Beast knew the three fighters could beat him, but he couldn't let them find Raven. They still shouted angrily about 'ate' and 'Raven.' No one would eat his Raven. The girl shot light at his eyes, the large man knocked him back, and the small man wouldn't let him balance enough to charge away. Beast had to guard Raven, but it would be easier if she had a warning. They couldn't find her asleep, if they still yelled of 'ate Raven.'
He roared when the shine-stick hit the back of his leg. They would make him go into the blackness. In the blackness, he knew what would happen. He would wake up weak- he couldn't do that. He drew back his lips, baring teeth traced with blood from a quick hunt in the woods. If they won, then it was their right to have Raven, by law of nature. Predators fought in packs to defeat other prey-eaters for food, but it was wrong. He howled a challenge, though the pale-light of the night-sky was far from the dark no-fire room the pack had forced him into.
The green-light girl flew at him, the large man's weapon-arm made the slow whine that meant it would fire, and the bird-man twirled his stick. Beast knew that he was going to lose, but that meant he could make a final hunt. He saw the three moving towards him in the dim light- until something threw them back.
"No!" Raven flew into the room, making angry arm-jerks. The pack flew away from him, controlled by Raven. He didn't chase, not yet. Raven would fight with him, and together they would not lose. She would hear the calls of "ate Raven" and know how to keep safe.
She close-opened her eyes quickly, trying to see in the dark. "I don't know who you are, but you're not going to hurt him without getting through me."
"R-Raven?" the bird-man asked.
Beast watched as Raven dropped all three attackers. She had been holding them in mid-air, using the black-magic that she was better at controlling. She was angry, but her eyes stopped their bright-glow.
"Yes, Raven," she snapped. Raven was not pleased to see her friends, for once. "You could have hurt him- for all I know, you already gave him a few wounds. I was sleeping when I heard a roar. That woke me up. When I heard a hunt-song in here, I think I broke air-speed records."
"We thought that he'd eaten you," Robin explained, fully aware of how ridiculous that sounded now. Raven had pulled back the musty curtains with a few flicks of her wrist, throwing the entire fight into sunlight. In the light, the beast's confusion was obvious.
"Why?" she asked. Raven knew any threat of danger was past, but adrenaline still quickened her pulse. She put a hand on Beast's shoulder, a silent request. She would explain soon.
No one else was talking, so that left Robin. He had been the first to attack. "Adonis spread rumors about a beast. We didn't believe him, but came here to visit you. Your room was empty, and we found bones in the fire."
Raven forced herself to calm down before she made Beast restless. "Those are from a few of his meals. He eats everything but the bones, with deer." She looked at Beast for a few moments, stroking the fur on his shoulder until he stopping making the rumbling growl she could feel, not hear. "You probably scared him, and he doesn't know most words. Beast understands me better, but that's not saying much."
"Beast?" Starfire asked.
"I've been living with him for eleven days.
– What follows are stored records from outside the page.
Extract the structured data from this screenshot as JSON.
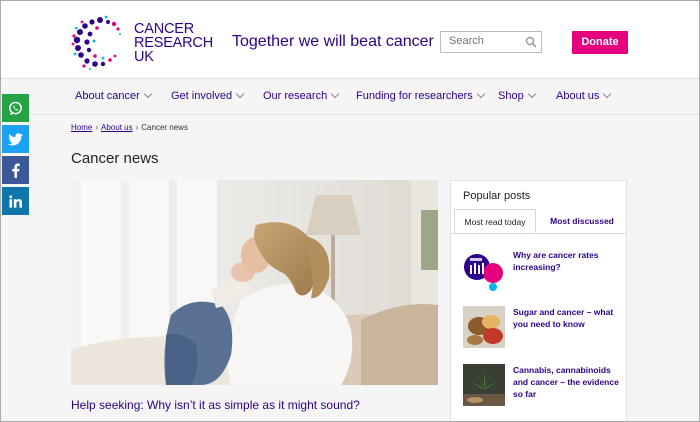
{
  "brand": {
    "logo_lines": [
      "CANCER",
      "RESEARCH",
      "UK"
    ],
    "tagline": "Together we will beat cancer",
    "accent_color": "#2e008b",
    "donate_color": "#e5007e"
  },
  "search": {
    "placeholder": "Search"
  },
  "donate_label": "Donate",
  "nav": [
    {
      "label": "About cancer"
    },
    {
      "label": "Get involved"
    },
    {
      "label": "Our research"
    },
    {
      "label": "Funding for researchers"
    },
    {
      "label": "Shop"
    },
    {
      "label": "About us"
    }
  ],
  "share": [
    {
      "icon": "whatsapp-icon",
      "color": "#25a244"
    },
    {
      "icon": "twitter-icon",
      "color": "#1da1f2"
    },
    {
      "icon": "facebook-icon",
      "color": "#3b5998"
    },
    {
      "icon": "linkedin-icon",
      "color": "#0e76a8"
    }
  ],
  "breadcrumb": {
    "home": "Home",
    "about": "About us",
    "current": "Cancer news",
    "separator": "›"
  },
  "page_title": "Cancer news",
  "featured": {
    "title": "Help seeking: Why isn’t it as simple as it might sound?"
  },
  "popular": {
    "title": "Popular posts",
    "tabs": [
      {
        "label": "Most read today"
      },
      {
        "label": "Most discussed"
      }
    ],
    "posts": [
      {
        "title": "Why are cancer rates increasing?"
      },
      {
        "title": "Sugar and cancer – what you need to know"
      },
      {
        "title": "Cannabis, cannabinoids and cancer – the evidence so far"
      }
    ]
  }
}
I think I know his name." She watched her teammates exchange uneasy looks. "What?"
"It's been thirteen days," Cyborg said. "Your father expects you to be back tomorrow, or he'll come out here to get you." Cyborg knew better than to spoil Arella's surprise.
Raven knew that they wouldn't lie. "I lost track, then."
Cyborg decided to change the subject. "Does Beast understand you? He stopped baring his teeth when you chucked us across the room, but he still doesn't look very happy."
Raven nodded. "Beast, these are my friends. They are good. They were confused." She repeated the sentences for him, letting him remember the words. He nodded when he understood, and then offered a hand to Starfire.
She glanced at Raven before coming forward. Starfire took his hand gently and murmured a Tamaranean greeting for sentient beasts. He regarded her solemnly. Starfire smiled. "He is calm with you, Raven, but not when you are in danger. We were yelling most vehemently about how 'he ate Raven.'"
"He knows 'ate,' and Beast knows me. We haven't gotten to conjugation." Raven finally felt calm enough to leave the air. Beast was relaxed, now, and she could be, too. "I don't think the Beast likes males in his territory, Cyborg and Robin, but he won't attack. He'll just make sure you're not trying anything." Raven smiled at the looks on her friends' faces. "I know, but he's a bit protective."
Cyborg had already reverted to normal hands. "I can understand that. We were pretty protective, when we couldn't find you and came in here worried. We thought something had happened to you out here."
"Adonis caused the most trouble. Adonis scratched Beast. I healed him after I drove Adonis away," Raven explained.
"A scratch?" Robin was used to under-exaggeration, from Raven.
"Okay, so I could see a rib or two. I still healed him." Raven should have known they would make a big deal out of everything.
"Raven, you get dizzy after healing bruises," Cyborg reminded her.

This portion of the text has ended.